É, aliás, por isso, que também me incomoda que algumas vítimas do machismo ou do racismo entendam que nesta luta há os combatentes de primeira (mulheres e negros) e os de segunda (homens brancos). Como se eu, por ser homem, não pudesse indignar-me de igual forma com a irracionalidade do machismo. Como se eu não tivesse mãe, irmãs, mulher e filhas, para carregar o peso da injustiça de que sofrem as mulheres em todo o mundo. Como se eu, por ser branco, não pudesse sentir-me humilhado quando outro branco humilha um negro ou um cigano. Como se eu, por ser português, não tivesse no meu corpo e na minha memória a miscigenação com que se faz parte da história deste país.

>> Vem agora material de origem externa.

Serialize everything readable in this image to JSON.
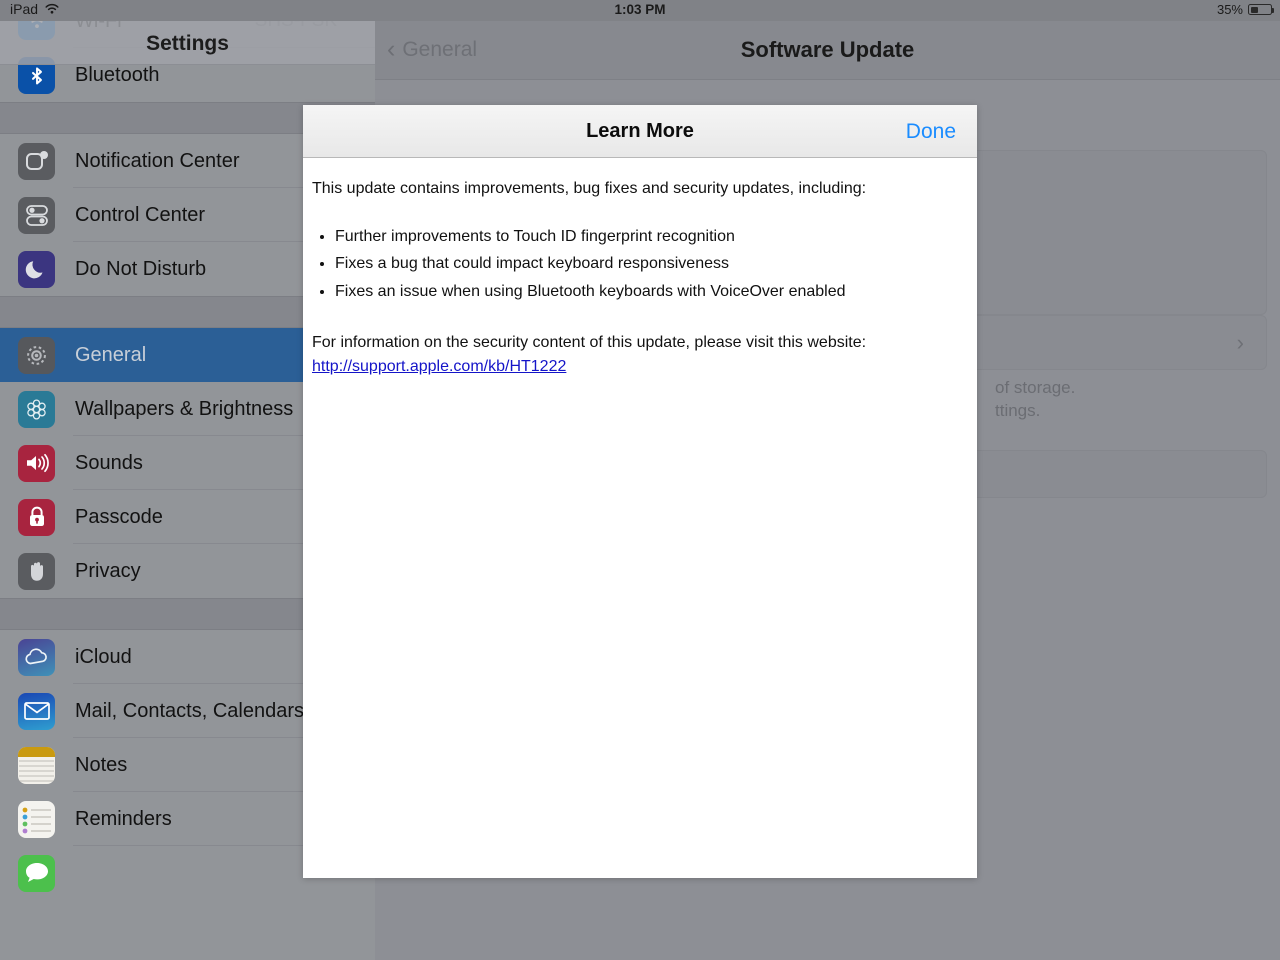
{
  "status_bar": {
    "device_label": "iPad",
    "wifi_icon": "wifi-icon",
    "time": "1:03 PM",
    "battery_percent": "35%",
    "battery_level": 35
  },
  "sidebar": {
    "title": "Settings",
    "groups": [
      {
        "items": [
          {
            "label": "Wi-Fi",
            "value": "SHS-FSK",
            "icon": "wifi-icon",
            "icon_style": "ic-wifi",
            "selected": false,
            "partial": true
          },
          {
            "label": "Bluetooth",
            "value": "",
            "icon": "bluetooth-icon",
            "icon_style": "ic-bt",
            "selected": false,
            "partial": false
          }
        ]
      },
      {
        "items": [
          {
            "label": "Notification Center",
            "value": "",
            "icon": "notification-center-icon",
            "icon_style": "ic-gray",
            "selected": false,
            "partial": false
          },
          {
            "label": "Control Center",
            "value": "",
            "icon": "control-center-icon",
            "icon_style": "ic-gray",
            "selected": false,
            "partial": false
          },
          {
            "label": "Do Not Disturb",
            "value": "",
            "icon": "moon-icon",
            "icon_style": "ic-purple",
            "selected": false,
            "partial": false
          }
        ]
      },
      {
        "items": [
          {
            "label": "General",
            "value": "",
            "icon": "gear-icon",
            "icon_style": "ic-gear",
            "selected": true,
            "partial": false
          },
          {
            "label": "Wallpapers & Brightness",
            "value": "",
            "icon": "wallpaper-icon",
            "icon_style": "ic-teal",
            "selected": false,
            "partial": false
          },
          {
            "label": "Sounds",
            "value": "",
            "icon": "speaker-icon",
            "icon_style": "ic-crimson",
            "selected": false,
            "partial": false
          },
          {
            "label": "Passcode",
            "value": "",
            "icon": "lock-icon",
            "icon_style": "ic-crimson",
            "selected": false,
            "partial": false
          },
          {
            "label": "Privacy",
            "value": "",
            "icon": "hand-icon",
            "icon_style": "ic-gray",
            "selected": false,
            "partial": false
          }
        ]
      },
      {
        "items": [
          {
            "label": "iCloud",
            "value": "",
            "icon": "cloud-icon",
            "icon_style": "ic-icloud",
            "selected": false,
            "partial": false
          },
          {
            "label": "Mail, Contacts, Calendars",
            "value": "",
            "icon": "mail-icon",
            "icon_style": "ic-mail",
            "selected": false,
            "partial": false
          },
          {
            "label": "Notes",
            "value": "",
            "icon": "notes-icon",
            "icon_style": "ic-notes",
            "selected": false,
            "partial": false
          },
          {
            "label": "Reminders",
            "value": "",
            "icon": "reminders-icon",
            "icon_style": "ic-reminders",
            "selected": false,
            "partial": false
          },
          {
            "label": "",
            "value": "",
            "icon": "messages-icon",
            "icon_style": "ic-green",
            "selected": false,
            "partial": true
          }
        ]
      }
    ]
  },
  "detail": {
    "back_label": "General",
    "back_icon": "chevron-left-icon",
    "title": "Software Update",
    "footer_line_1": "of storage.",
    "footer_line_2": "ttings.",
    "row_chevron_icon": "chevron-right-icon"
  },
  "modal": {
    "title": "Learn More",
    "done_label": "Done",
    "intro": "This update contains improvements, bug fixes and security updates, including:",
    "bullets": [
      "Further improvements to Touch ID fingerprint recognition",
      "Fixes a bug that could impact keyboard responsiveness",
      "Fixes an issue when using Bluetooth keyboards with VoiceOver enabled"
    ],
    "outro": "For information on the security content of this update, please visit this website:",
    "link_text": "http://support.apple.com/kb/HT1222"
  },
  "colors": {
    "accent_blue": "#1a8cff",
    "selected_row": "#2b5f96",
    "link": "#1414c8",
    "sidebar_bg": "#929599",
    "detail_bg": "#8d8f95"
  }
}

Dito isto, percebe-se bem a minha aversão ao discurso de André Ventura e ao que representa o Chega na promoção do ódio ao outro, na defesa de uma sociedade dividida por castas, onde eu, por ser português de várias gerações e tão branco quanto pode ser branco um descendente de lusitanos e mouros, devo ter mais privilégios do que os restantes habitantes deste país. Aqui se faz, ou devia fazer, a distinção total entre a extrema-direita e a extrema-esquerda, representada pelo Bloco. Tendo discordâncias totais com muito do que defendem os bloquistas, não consigo, no entanto, acompanhar este paralelismo que se estabelece entre os dois extremos, porque nada se compara politicamente, insisto, à defesa de teses racistas e xenófobas.

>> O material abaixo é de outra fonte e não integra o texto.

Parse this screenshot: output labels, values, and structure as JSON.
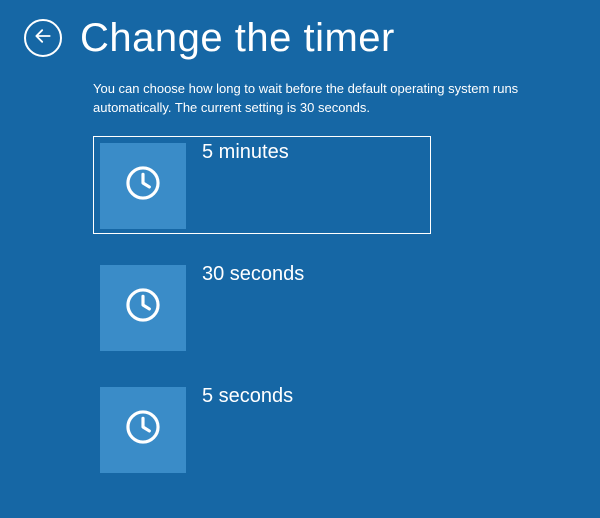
{
  "header": {
    "title": "Change the timer"
  },
  "description": "You can choose how long to wait before the default operating system runs automatically. The current setting is 30 seconds.",
  "options": [
    {
      "label": "5 minutes",
      "selected": true
    },
    {
      "label": "30 seconds",
      "selected": false
    },
    {
      "label": "5 seconds",
      "selected": false
    }
  ]
}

Acontece que, cada vez mais, os defensores de uma aliança de centro-direita, que vá do PSD ao Chega, justificam essa possibilidade com a existência de uma aliança de centro-esquerda, que vai do PS ao BE. Argumentam que o Bloco promove igualmente o divisionismo, numa luta ideológica contra tudo o que é privado, revelando igual preconceito pelo que é diferente. Descontando os evidentes exageros desta comparação, era altura de muita gente à esquerda perceber que tem de deixar de alimentar esta forma de fazer política, em que parece bastar que nos entendamos com razão para sentir que o nosso radicalismo fica legitimado. A intolerância só aceitável como combate à própria intolerância mas, para que não entremos num remoinho, importa distinguir o que é que verdadeiramente não podemos tolerar. Apenas como exemplo: devemos ser intolerantes com o racismo, mas faz pouco sentido que o sejamos em relação à saúde privada.

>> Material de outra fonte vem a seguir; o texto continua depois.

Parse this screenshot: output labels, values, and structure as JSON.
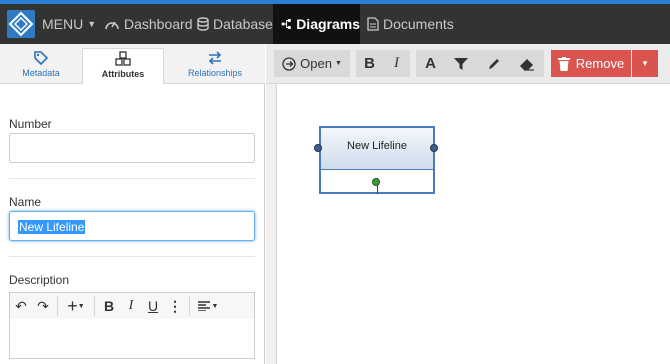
{
  "navbar": {
    "menu_label": "MENU",
    "items": [
      {
        "label": "Dashboard",
        "icon": "speedometer-icon"
      },
      {
        "label": "Database",
        "icon": "database-icon"
      },
      {
        "label": "Diagrams",
        "icon": "sitemap-icon",
        "active": true
      },
      {
        "label": "Documents",
        "icon": "document-icon"
      }
    ]
  },
  "left_panel": {
    "tabs": [
      {
        "label": "Metadata",
        "icon": "tag-icon"
      },
      {
        "label": "Attributes",
        "icon": "cubes-icon",
        "active": true
      },
      {
        "label": "Relationships",
        "icon": "exchange-icon"
      }
    ],
    "fields": {
      "number": {
        "label": "Number",
        "value": ""
      },
      "name": {
        "label": "Name",
        "value": "New Lifeline"
      },
      "description": {
        "label": "Description",
        "value": ""
      }
    }
  },
  "toolbar": {
    "open_label": "Open",
    "bold_label": "B",
    "italic_label": "I",
    "font_label": "A",
    "remove_label": "Remove"
  },
  "canvas": {
    "lifeline_label": "New Lifeline"
  },
  "colors": {
    "accent": "#2b7fd4",
    "navbar_bg": "#333333",
    "remove_red": "#d9534f",
    "lifeline_border": "#4a7bbf"
  }
}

O momento muito difícil que vivemos, convoca-nos de igual forma para a defesa de uma sociedade mais justa e para o combate aos radicalismos, venham de onde vierem. Para que não se diga que os extremos se autoalimentam, para que se promovam consensos que nos façam avançar. Estamos absolutamente necessitados de um bloco central social, que promova alternativas políticas, em que se distinga a direita da esquerda, mas em que prevaleça a vontade de uma larguíssima maioria da sociedade. Estamos a ficar reféns de uma minoria radical, que nos empurra para um caminho onde não é expectável que encontremos algo de bom.